Uma guerra como a que eles fazem, não consome mais armamento pesado e de grande necessidade de mão de obra para fabricá-lo, canhões, tanques e outros do mesmo tipo, não são necessários, são necessários aviões "invisíveis" que cada um custa alguns bilhões de dólares e dá emprego para umas 10.000 pessoas.

Outro problema é que está ficando claro para estes que os filhos dos senadores e dos grandes empresários não vão para a guerra, coisa que também há cinquenta anos era diferente.

Começo a ver um certo mal estar entre esses desvalidos do sistema na medida que suas rendas diminuem, e pior do que isto, eles não enxergam a possibilidade de readquirir os seus empregos.

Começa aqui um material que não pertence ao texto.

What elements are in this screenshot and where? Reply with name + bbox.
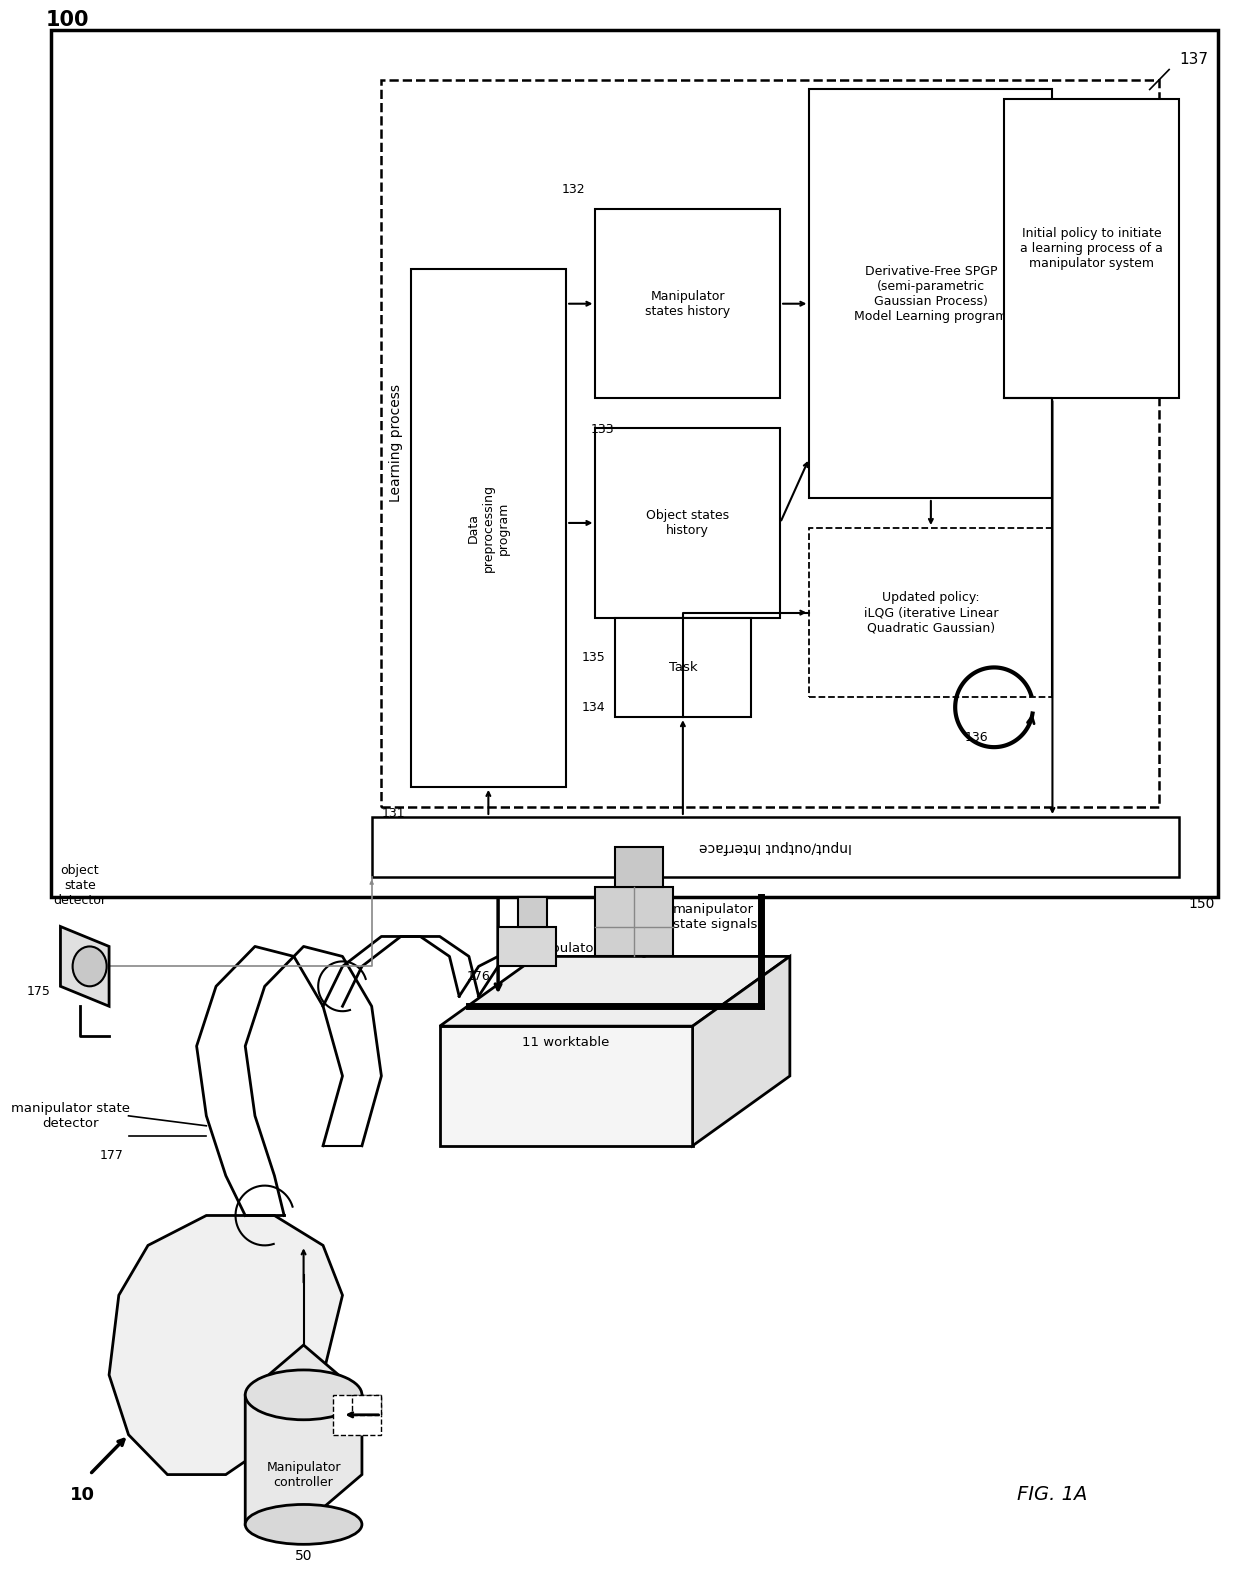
Text: 175: 175 (27, 984, 51, 998)
Bar (810, 528, 1053, 697)
Text: Object states
history: Object states history (646, 509, 729, 536)
Text: manipulator state
detector: manipulator state detector (11, 1102, 130, 1129)
Text: Manipulator
controller: Manipulator controller (267, 1460, 341, 1489)
Text: Input/output Interface: Input/output Interface (699, 841, 852, 853)
Bar (595, 210, 780, 399)
Bar (615, 847, 663, 886)
Text: 11 worktable: 11 worktable (522, 1036, 610, 1049)
Bar (372, 817, 1179, 877)
Ellipse shape (246, 1504, 362, 1544)
Ellipse shape (73, 946, 107, 986)
Bar (352, 1394, 382, 1415)
Bar (615, 618, 751, 718)
Text: manipulator operation
data: manipulator operation data (517, 943, 667, 970)
Polygon shape (693, 956, 790, 1146)
Text: Manipulator
states history: Manipulator states history (645, 290, 730, 317)
Bar (595, 429, 780, 618)
Text: Updated policy:
iLQG (iterative Linear
Quadratic Gaussian): Updated policy: iLQG (iterative Linear Q… (863, 591, 998, 634)
Text: 150: 150 (1189, 897, 1215, 910)
Polygon shape (440, 956, 790, 1027)
Text: 137: 137 (1179, 52, 1208, 68)
Bar (810, 90, 1053, 498)
Text: manipulator
state signals: manipulator state signals (673, 902, 758, 930)
Text: 135: 135 (582, 651, 605, 664)
Text: 131: 131 (382, 807, 405, 820)
Text: 50: 50 (295, 1549, 312, 1563)
Text: 133: 133 (590, 423, 614, 437)
Bar (498, 927, 557, 967)
Text: 132: 132 (562, 183, 585, 196)
Bar (517, 897, 547, 927)
Ellipse shape (246, 1370, 362, 1419)
Polygon shape (109, 1216, 342, 1474)
Polygon shape (246, 1345, 362, 1525)
Text: 100: 100 (46, 9, 89, 30)
Bar (332, 1394, 382, 1435)
Text: Task: Task (668, 661, 697, 673)
Text: Learning process: Learning process (389, 385, 403, 501)
Text: 134: 134 (582, 700, 605, 714)
Bar (51, 30, 1218, 897)
Polygon shape (61, 927, 109, 1006)
Text: 177: 177 (99, 1150, 123, 1162)
Text: 176: 176 (466, 970, 491, 982)
Text: FIG. 1A: FIG. 1A (1017, 1486, 1087, 1504)
Bar (382, 79, 1159, 807)
Bar (1004, 99, 1179, 399)
Bar (440, 1027, 693, 1146)
Text: Data
preprocessing
program: Data preprocessing program (467, 484, 510, 572)
Text: object
state
detector: object state detector (53, 864, 107, 907)
Bar (410, 268, 567, 787)
Text: Initial policy to initiate
a learning process of a
manipulator system: Initial policy to initiate a learning pr… (1021, 227, 1163, 270)
Text: 10: 10 (71, 1486, 95, 1503)
Text: 136: 136 (965, 730, 988, 744)
Text: Derivative-Free SPGP
(semi-parametric
Gaussian Process)
Model Learning program: Derivative-Free SPGP (semi-parametric Ga… (854, 265, 1008, 323)
Bar (595, 886, 673, 956)
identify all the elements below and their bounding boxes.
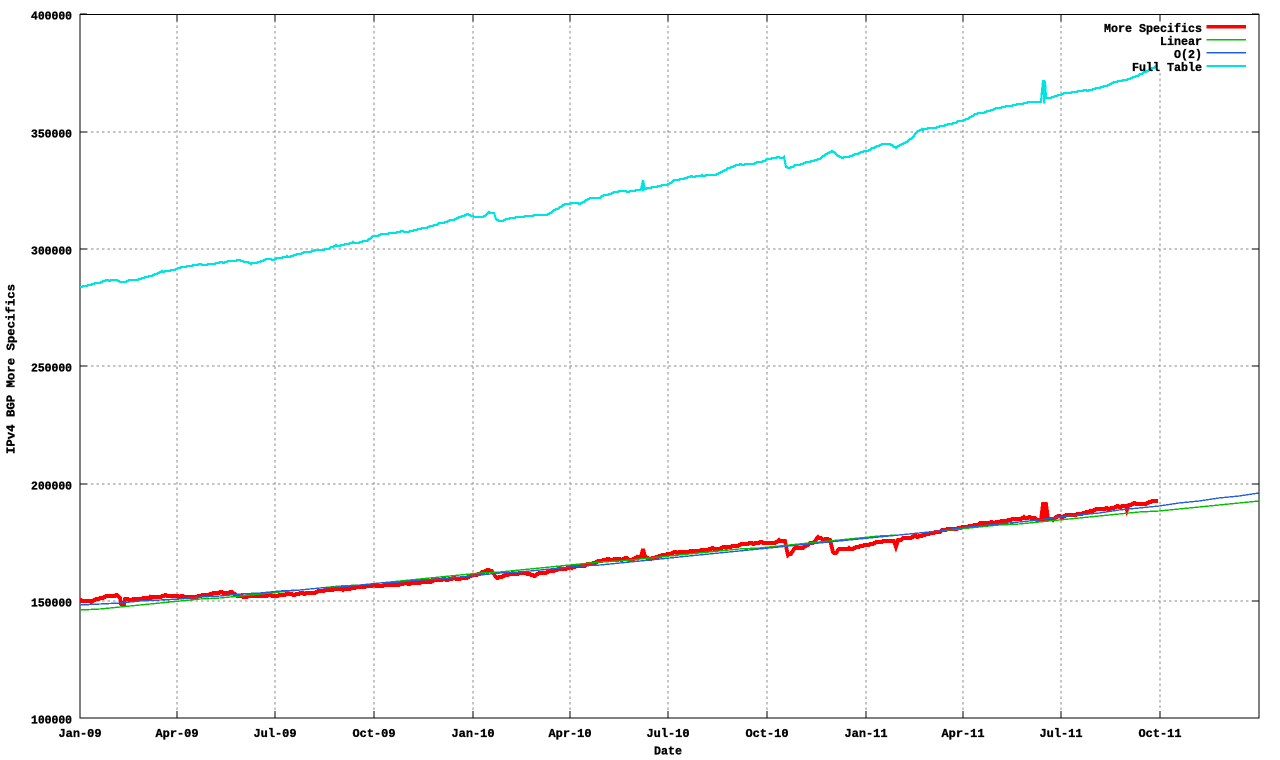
- svg-text:Apr-10: Apr-10: [549, 727, 592, 741]
- svg-text:Apr-11: Apr-11: [942, 727, 985, 741]
- svg-text:Jan-09: Jan-09: [59, 727, 102, 741]
- svg-text:400000: 400000: [31, 10, 72, 24]
- svg-text:O(2): O(2): [1174, 48, 1202, 62]
- svg-text:Apr-09: Apr-09: [156, 727, 199, 741]
- svg-text:Oct-10: Oct-10: [746, 727, 789, 741]
- svg-text:Jul-11: Jul-11: [1040, 727, 1083, 741]
- svg-text:250000: 250000: [31, 362, 72, 376]
- svg-text:Linear: Linear: [1160, 35, 1202, 49]
- svg-text:Jan-10: Jan-10: [452, 727, 495, 741]
- svg-text:Date: Date: [654, 745, 682, 759]
- svg-text:300000: 300000: [31, 245, 72, 259]
- svg-text:More Specifics: More Specifics: [1104, 22, 1202, 36]
- svg-text:IPv4 BGP More Specifics: IPv4 BGP More Specifics: [5, 284, 19, 454]
- svg-text:Jul-09: Jul-09: [254, 727, 297, 741]
- svg-text:Jul-10: Jul-10: [647, 727, 690, 741]
- svg-text:Full Table: Full Table: [1132, 61, 1202, 75]
- svg-text:Oct-09: Oct-09: [353, 727, 396, 741]
- svg-text:100000: 100000: [31, 714, 72, 728]
- svg-text:350000: 350000: [31, 128, 72, 142]
- svg-text:150000: 150000: [31, 597, 72, 611]
- svg-text:200000: 200000: [31, 480, 72, 494]
- svg-text:Jan-11: Jan-11: [845, 727, 888, 741]
- svg-text:Oct-11: Oct-11: [1139, 727, 1182, 741]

Outro fenômeno importante que está ocorrendo nos USA é uma maior perda de importância do setor industrial que fornecia salários razoáveis para pessoas com baixo nível de escolaridade.

Abraços
Rogério: Quando refiro-me as ligações do complexo militar-industrial com os segmentos dos desempregados e da direita tradicional, o faço pelo lado da ideologia que leva esses segmentos a ver no estrangeio o responsável por seu sofrimento. Daí as campanhas contra a imigração e contra a competição estrangeira. O complexo militar-industrial usaria esse sentimento xenófobo para justificar as guerrss e conseguir apoio eleitoral para os candidatos que patrocina. A visão da doutrina Bush do " Eixo do Mal", encontra muito apoio junto à mencionada direita. O complexo militar-industrial, apenas usa essa direita como massa de manobra para conseguir outros fins, como tem sido no caso das guerras contra o AFeganistão e o Iraque, cujo propósito principal é assegurar o controle de jazidas de petróeo e de outros minerais estratégicos.
Essa direita ignorante é sempre usada em função de objetivos que lhes foge ao entendimento e têm mais a ver com os interesses das grandes corporações.
Um abraço.
Perfeito, concordo plenamente com a tua análise.

Quando estiver tempo volto a fazer algumas considerações.